- Court: United States Court of Appeals for the Second Circuit
- Full case name: Alden D. Stanton and Louise M. Stanton v. United States of America
- Argued: May 14, 1959
- Decided: July 6, 1959
- Citation: 268 F.2d 727 (2d Cir. 1959)

Case history
- Subsequent history: On remand, 186 F. Supp. 393 (E.D.N.Y. 1960)

Court membership
- Judges sitting: Learned Hand, Thomas Walter Swan, Carroll C. Hincks

Case opinions
- Majority: Hand, joined by Swan
- Dissent: Hincks

Laws applied
- Internal Revenue Code

= Stanton v. United States =

American legal case

Stanton v. United States, 268 F.2d 727 (2d Cir. 1959), was a United States income tax case in the United States Court of Appeals for the Second Circuit.

==Background==
===Facts===

Plaintiff husband managed the property of the Trinity Church (Manhattan) until a corporation was formed which took over that work. Plaintiff husband then became that corporation's president, and all of his time was spent caring for the corporation's real estate. When plaintiff husband resigned, the corporation gave him a gratuity in appreciation of his services. He was provided $20,000. He had to waive all his retirement and pension benefits.

===Tax returns===

Plaintiffs admitted that gratuity on their income tax returns, but did not include it as income because it was a gift.

The tax commissioner decided that it was income and assessed a tax deficiency, which plaintiffs paid, and thereafter filed a claim for a refund. Defendant denied that claim.

===Tax court===

The trial court held in plaintiffs' favor.

==Opinion of the court==
The court held that the test of compensation was whether what was added was by way of more compensation for a deserving employee or merely to satisfy the employer's desire to become a benefactor.

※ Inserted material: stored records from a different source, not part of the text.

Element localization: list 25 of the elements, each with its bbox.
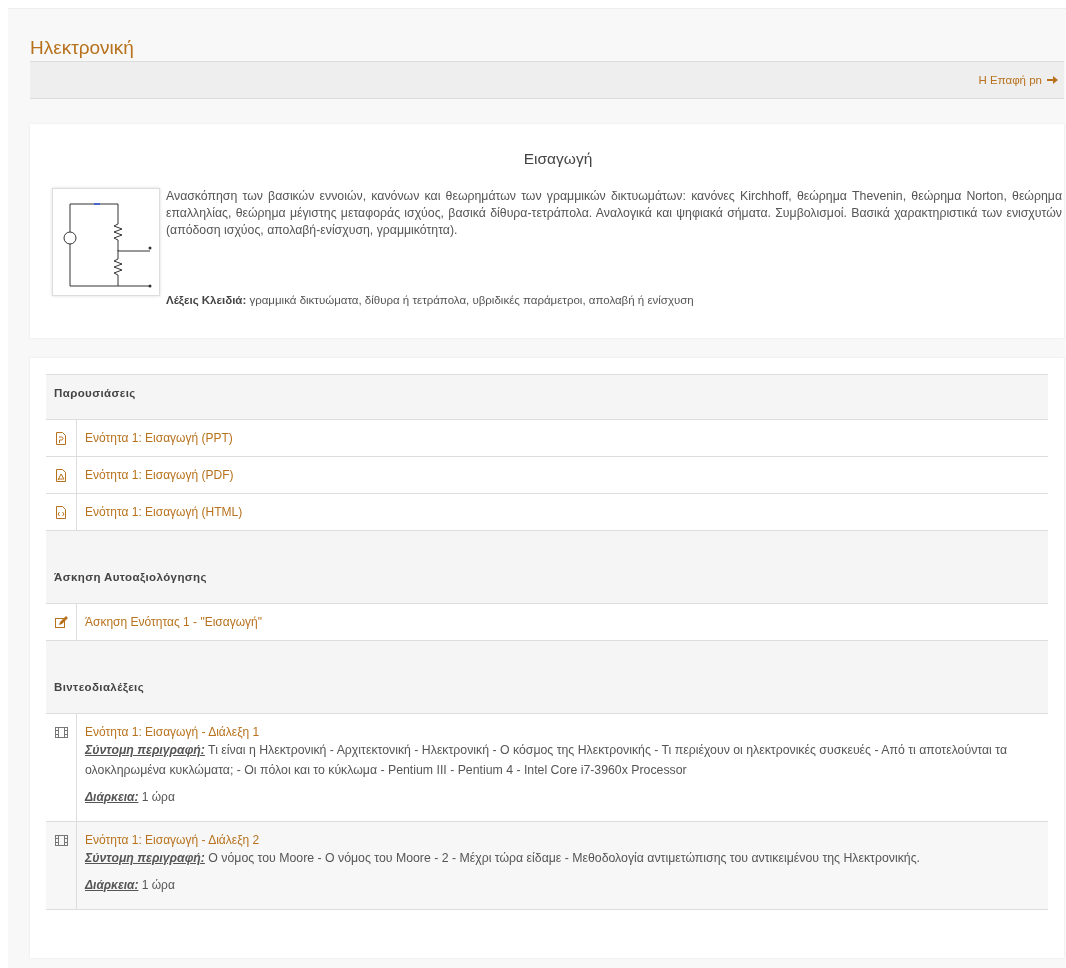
- next-link[interactable]: Η Επαφή pn: [978, 74, 1058, 86]
- section-header: Παρουσιάσεις: [46, 374, 1048, 420]
- description-text: Σύντομη περιγραφή: Τι είναι η Ηλεκτρονική - Αρχιτεκτονική - Ηλεκτρονική - Ο κόσμος της Ηλεκτρονικής - Τι περιέχουν οι ηλεκτρονικές συσκευές - Από τι αποτελούνται τα ολοκληρωμένα κυκλώματα; - Οι πόλοι και το κύκλωμα - Pentium III - Pentium 4 - Intel Core i7-3960x Processor: [85, 742, 1009, 779]
- film-icon: [54, 726, 68, 739]
- resource-link[interactable]: Ενότητα 1: Εισαγωγή (PPT): [85, 431, 233, 445]
- resource-link[interactable]: Άσκηση Ενότητας 1 - "Εισαγωγή": [85, 615, 262, 629]
- keywords-text: Λέξεις Κλειδιά: γραμμικά δικτυώματα, δίθυρα ή τετράπολα, υβριδικές παράμετροι, απολαβή ή ενίσχυση: [166, 294, 695, 306]
- resource-link[interactable]: Ενότητα 1: Εισαγωγή (PDF): [85, 468, 234, 482]
- intro-title: Εισαγωγή: [522, 150, 594, 168]
- pdf-file-icon: [54, 469, 68, 482]
- page-title: Ηλεκτρονική: [30, 36, 135, 60]
- arrow-right-icon: [1047, 75, 1058, 85]
- film-icon: [54, 834, 68, 847]
- section-header: Βιντεοδιαλέξεις: [46, 641, 1048, 714]
- file-icon: [54, 432, 68, 445]
- section-header: Άσκηση Αυτοαξιολόγησης: [46, 531, 1048, 604]
- duration-text: Διάρκεια: 1 ώρα: [85, 790, 175, 806]
- edit-icon: [54, 616, 68, 629]
- resource-link[interactable]: Ενότητα 1: Εισαγωγή (HTML): [85, 505, 243, 519]
- description-text: Σύντομη περιγραφή: Ο νόμος του Moore - Ο νόμος του Moore - 2 - Μέχρι τώρα είδαμε - Μεθοδολογία αντιμετώπισης του αντικειμένου της Ηλεκτρονικής.: [85, 850, 920, 867]
- intro-description: Ανασκόπηση των βασικών εννοιών, κανόνων και θεωρημάτων των γραμμικών δικτυωμάτων: κανόνες Kirchhoff, θεώρημα Thevenin, θεώρημα Norton, θεώρημα επαλληλίας, θεώρημα μέγιστης μεταφοράς ισχύος, βασικά δίθυρα-τετράπολα. Αναλογικά και ψηφιακά σήματα. Συμβολισμοί. Βασικά χαρακτηριστικά των ενισχυτών (απόδοση ισχύος, απολαβή-ενίσχυση, γραμμικότητα).: [166, 188, 1062, 239]
- code-file-icon: [54, 506, 68, 519]
- duration-text: Διάρκεια: 1 ώρα: [85, 878, 175, 894]
- resource-link[interactable]: Ενότητα 1: Εισαγωγή - Διάλεξη 1: [85, 725, 260, 739]
- resource-link[interactable]: Ενότητα 1: Εισαγωγή - Διάλεξη 2: [85, 833, 260, 847]
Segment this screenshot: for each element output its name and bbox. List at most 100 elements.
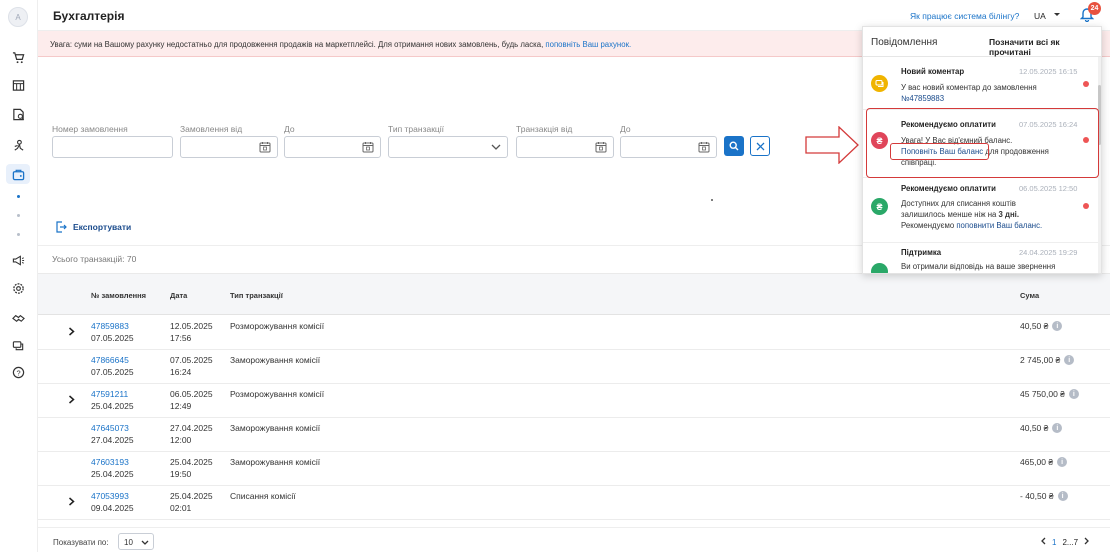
transaction-type-select[interactable]: [388, 136, 508, 158]
chevron-down-icon: [141, 539, 149, 548]
order-to-date-input[interactable]: [284, 136, 381, 158]
table-header: № замовлення Дата Тип транзакції Сума: [38, 273, 1110, 315]
table-row: 47053993 09.04.2025 25.04.2025 02:01 Списанн…: [38, 486, 1110, 520]
sum-value: 45 750,00 ₴: [1020, 389, 1065, 399]
notification-body-bold: 3 дні.: [998, 210, 1020, 219]
transaction-from-date-input[interactable]: [516, 136, 614, 158]
settings-icon[interactable]: [10, 280, 26, 296]
page-rest[interactable]: 2...7: [1062, 538, 1078, 547]
submenu-dot-active[interactable]: [17, 195, 20, 198]
notification-title: Рекомендуємо оплатити: [901, 184, 996, 193]
notification-body-rest: Рекомендуємо: [901, 221, 957, 230]
top-up-account-link[interactable]: поповніть Ваш рахунок.: [545, 40, 631, 49]
calendar-icon[interactable]: [362, 141, 374, 155]
language-selector[interactable]: UA: [1034, 11, 1046, 21]
filter-label-transaction-to: До: [620, 124, 631, 134]
order-number-link[interactable]: 47645073: [91, 423, 129, 433]
accounting-icon[interactable]: [6, 164, 30, 184]
expand-row-icon[interactable]: [68, 327, 75, 338]
order-from-date-input[interactable]: [180, 136, 278, 158]
clear-filters-button[interactable]: [750, 136, 770, 156]
avatar[interactable]: A: [8, 7, 28, 27]
filter-label-transaction-type: Тип транзакції: [388, 124, 445, 134]
pagination: 1 2...7: [1040, 537, 1090, 547]
prev-page-icon[interactable]: [1040, 537, 1046, 547]
transaction-time: 16:24: [170, 367, 192, 377]
info-icon[interactable]: i: [1052, 423, 1063, 433]
export-button[interactable]: Експортувати: [55, 221, 131, 233]
order-date: 25.04.2025: [91, 469, 134, 479]
transaction-sum: 2 745,00 ₴ i: [1020, 355, 1075, 365]
order-number-input[interactable]: [52, 136, 173, 158]
calendar-icon[interactable]: [595, 141, 607, 155]
search-button[interactable]: [724, 136, 744, 156]
order-number-link[interactable]: 47053993: [91, 491, 129, 501]
submenu-dot[interactable]: [17, 214, 20, 217]
notification-item[interactable]: ₴ Рекомендуємо оплатити 06.05.2025 12:50…: [863, 178, 1099, 242]
table-row: 47603193 25.04.2025 25.04.2025 19:50 Заморож…: [38, 452, 1110, 486]
col-transaction-type[interactable]: Тип транзакції: [230, 291, 283, 300]
expand-row-icon[interactable]: [68, 395, 75, 406]
search-icon: [729, 141, 739, 151]
order-number-link[interactable]: 47859883: [91, 321, 129, 331]
notification-item[interactable]: Новий коментар 12.05.2025 16:15 У вас но…: [863, 57, 1099, 109]
transaction-time: 12:00: [170, 435, 192, 445]
top-up-balance-link[interactable]: поповнити Ваш баланс.: [956, 221, 1042, 230]
filter-label-order-to: До: [284, 124, 295, 134]
info-icon[interactable]: i: [1052, 321, 1063, 331]
transaction-type: Розморожування комісії: [230, 321, 325, 331]
total-transactions: Усього транзакцій: 70: [52, 254, 137, 264]
annotation-highlight-link: [890, 143, 989, 160]
transaction-time: 19:50: [170, 469, 192, 479]
notification-text: Доступних для списання коштів залишилось…: [901, 198, 1051, 231]
filter-label-transaction-from: Транзакція від: [516, 124, 573, 134]
messages-icon[interactable]: [10, 337, 26, 353]
transaction-sum: 40,50 ₴ i: [1020, 423, 1063, 433]
info-icon[interactable]: i: [1068, 389, 1079, 399]
col-order-number[interactable]: № замовлення: [91, 291, 146, 300]
users-icon[interactable]: [10, 137, 26, 153]
submenu-dot[interactable]: [17, 233, 20, 236]
info-icon[interactable]: i: [1064, 355, 1075, 365]
calendar-icon[interactable]: [259, 141, 271, 155]
handshake-icon[interactable]: [10, 309, 26, 325]
transaction-type: Списання комісії: [230, 491, 296, 501]
order-link[interactable]: №47859883: [901, 94, 944, 103]
info-icon[interactable]: i: [1057, 491, 1068, 501]
expand-row-icon[interactable]: [68, 497, 75, 508]
order-number-link[interactable]: 47603193: [91, 457, 129, 467]
unread-dot: [1083, 203, 1089, 209]
notification-title: Новий коментар: [901, 67, 965, 76]
help-icon[interactable]: ?: [10, 364, 26, 380]
catalog-icon[interactable]: [10, 77, 26, 93]
chevron-down-icon[interactable]: [491, 143, 501, 153]
sum-value: 465,00 ₴: [1020, 457, 1054, 467]
filter-label-order-number: Номер замовлення: [52, 124, 128, 134]
sidebar: A ?: [0, 0, 38, 552]
page-current[interactable]: 1: [1052, 538, 1056, 547]
per-page-select[interactable]: 10: [118, 533, 154, 550]
order-date: 07.05.2025: [91, 367, 134, 377]
order-number-link[interactable]: 47866645: [91, 355, 129, 365]
info-icon[interactable]: i: [1057, 457, 1068, 467]
order-date: 27.04.2025: [91, 435, 134, 445]
transaction-to-date-input[interactable]: [620, 136, 717, 158]
transaction-date: 07.05.2025: [170, 355, 213, 365]
notification-item[interactable]: Підтримка 24.04.2025 19:29 Ви отримали в…: [863, 243, 1099, 273]
cart-icon[interactable]: [10, 49, 26, 65]
next-page-icon[interactable]: [1084, 537, 1090, 547]
billing-help-link[interactable]: Як працює система білінгу?: [910, 11, 1019, 21]
col-date[interactable]: Дата: [170, 291, 187, 300]
orders-icon[interactable]: [10, 106, 26, 122]
chevron-down-icon[interactable]: [1053, 10, 1061, 20]
notification-text: У вас новий коментар до замовлення №4785…: [901, 82, 1069, 104]
col-sum[interactable]: Сума: [1020, 291, 1039, 300]
notification-count-badge: 24: [1088, 2, 1101, 15]
order-number-link[interactable]: 47591211: [91, 389, 128, 399]
calendar-icon[interactable]: [698, 141, 710, 155]
megaphone-icon[interactable]: [10, 252, 26, 268]
transaction-time: 17:56: [170, 333, 192, 343]
mark-all-read-button[interactable]: Позначити всі як прочитані: [989, 37, 1101, 57]
transaction-sum: - 40,50 ₴ i: [1020, 491, 1068, 501]
notification-time: 06.05.2025 12:50: [1019, 184, 1078, 193]
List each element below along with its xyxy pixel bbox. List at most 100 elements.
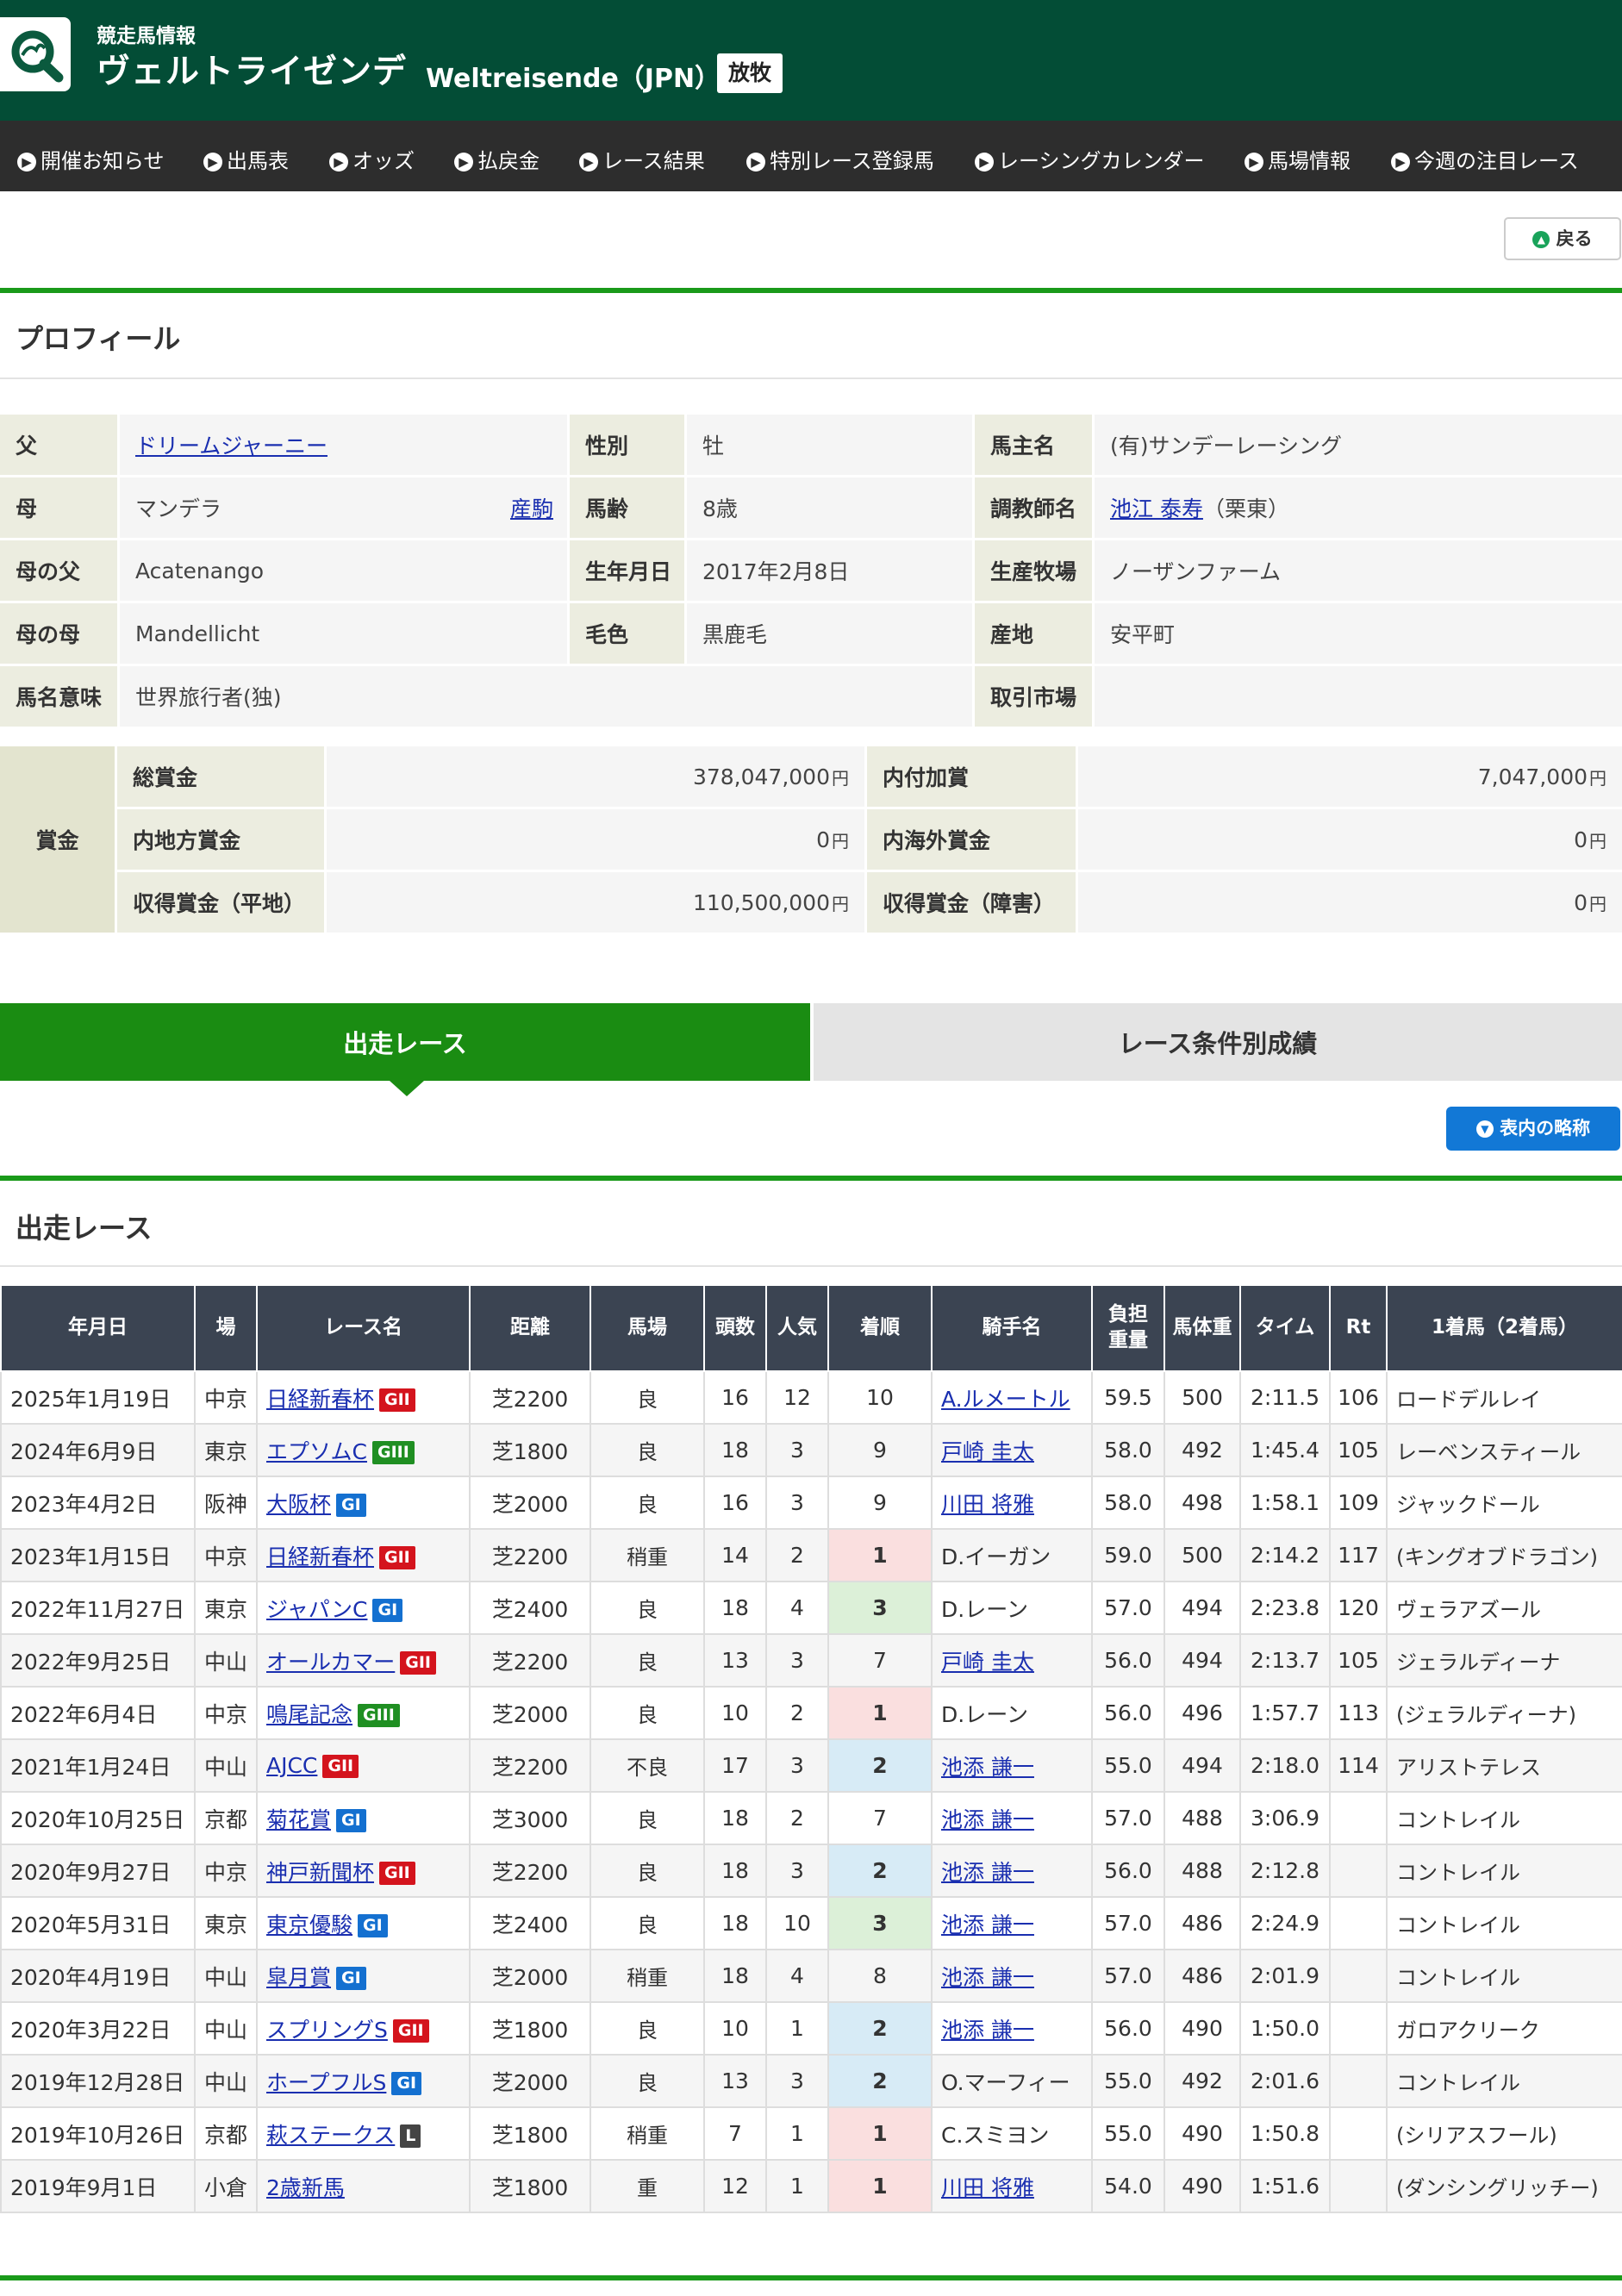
popularity: 3 [765, 1423, 829, 1477]
jockey-link[interactable]: 池添 謙一 [941, 1965, 1034, 1990]
winner-name: (キングオブドラゴン) [1386, 1528, 1622, 1582]
race-link[interactable]: 菊花賞 [266, 1807, 331, 1832]
race-venue: 中京 [194, 1370, 258, 1425]
field-size: 18 [703, 1791, 767, 1845]
jockey-link[interactable]: 池添 謙一 [941, 1860, 1034, 1885]
trainer-link[interactable]: 池江 泰寿 [1110, 492, 1203, 523]
rating [1329, 2054, 1388, 2108]
race-time: 2:13.7 [1239, 1633, 1331, 1688]
tab-condition-results[interactable]: レース条件別成績 [814, 1003, 1622, 1081]
jockey-name: 川田 将雅 [931, 1476, 1093, 1530]
race-link[interactable]: 日経新春杯 [266, 1544, 374, 1569]
breeder-value: ノーザンファーム [1095, 540, 1622, 601]
race-link[interactable]: オールカマー [266, 1650, 395, 1675]
track-condition: 良 [590, 1581, 705, 1635]
body-weight: 486 [1163, 1896, 1241, 1950]
jockey-link[interactable]: 川田 将雅 [941, 1492, 1034, 1517]
race-link[interactable]: スプリングS [266, 2018, 388, 2043]
grade-badge: GII [379, 1388, 415, 1412]
finish-position: 7 [827, 1791, 933, 1845]
popularity: 4 [765, 1949, 829, 2003]
race-time: 2:18.0 [1239, 1738, 1331, 1793]
nav-item-4[interactable]: ▶ レース結果 [579, 144, 705, 174]
race-venue: 小倉 [194, 2159, 258, 2213]
nav-item-5[interactable]: ▶ 特別レース登録馬 [746, 144, 934, 174]
nav-item-8[interactable]: ▶ 今週の注目レース [1391, 144, 1579, 174]
age-value: 8歳 [687, 477, 972, 538]
winner-name: コントレイル [1386, 1949, 1622, 2003]
race-date: 2021年1月24日 [0, 1738, 196, 1793]
jockey-link[interactable]: 池添 謙一 [941, 2018, 1034, 2043]
nav-item-3[interactable]: ▶ 払戻金 [454, 144, 540, 174]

Here, because plaintiff husband's duties were exclusively financial, and there was no evidence that personal affection entered into the payment, it could be assumed that the payment was the result of the corporation's satisfaction for services. Trial court's judgment reversed and remanded.

Judgment in plaintiffs' favor holding that the gratuity received by plaintiffs' was not taxable as income reversed and remanded where there was no evidence which indicated that the compensation paid to plaintiff husband by the corporation for which he worked was based on anything other than the corporation's satisfaction for the services rendered by plaintiff husband.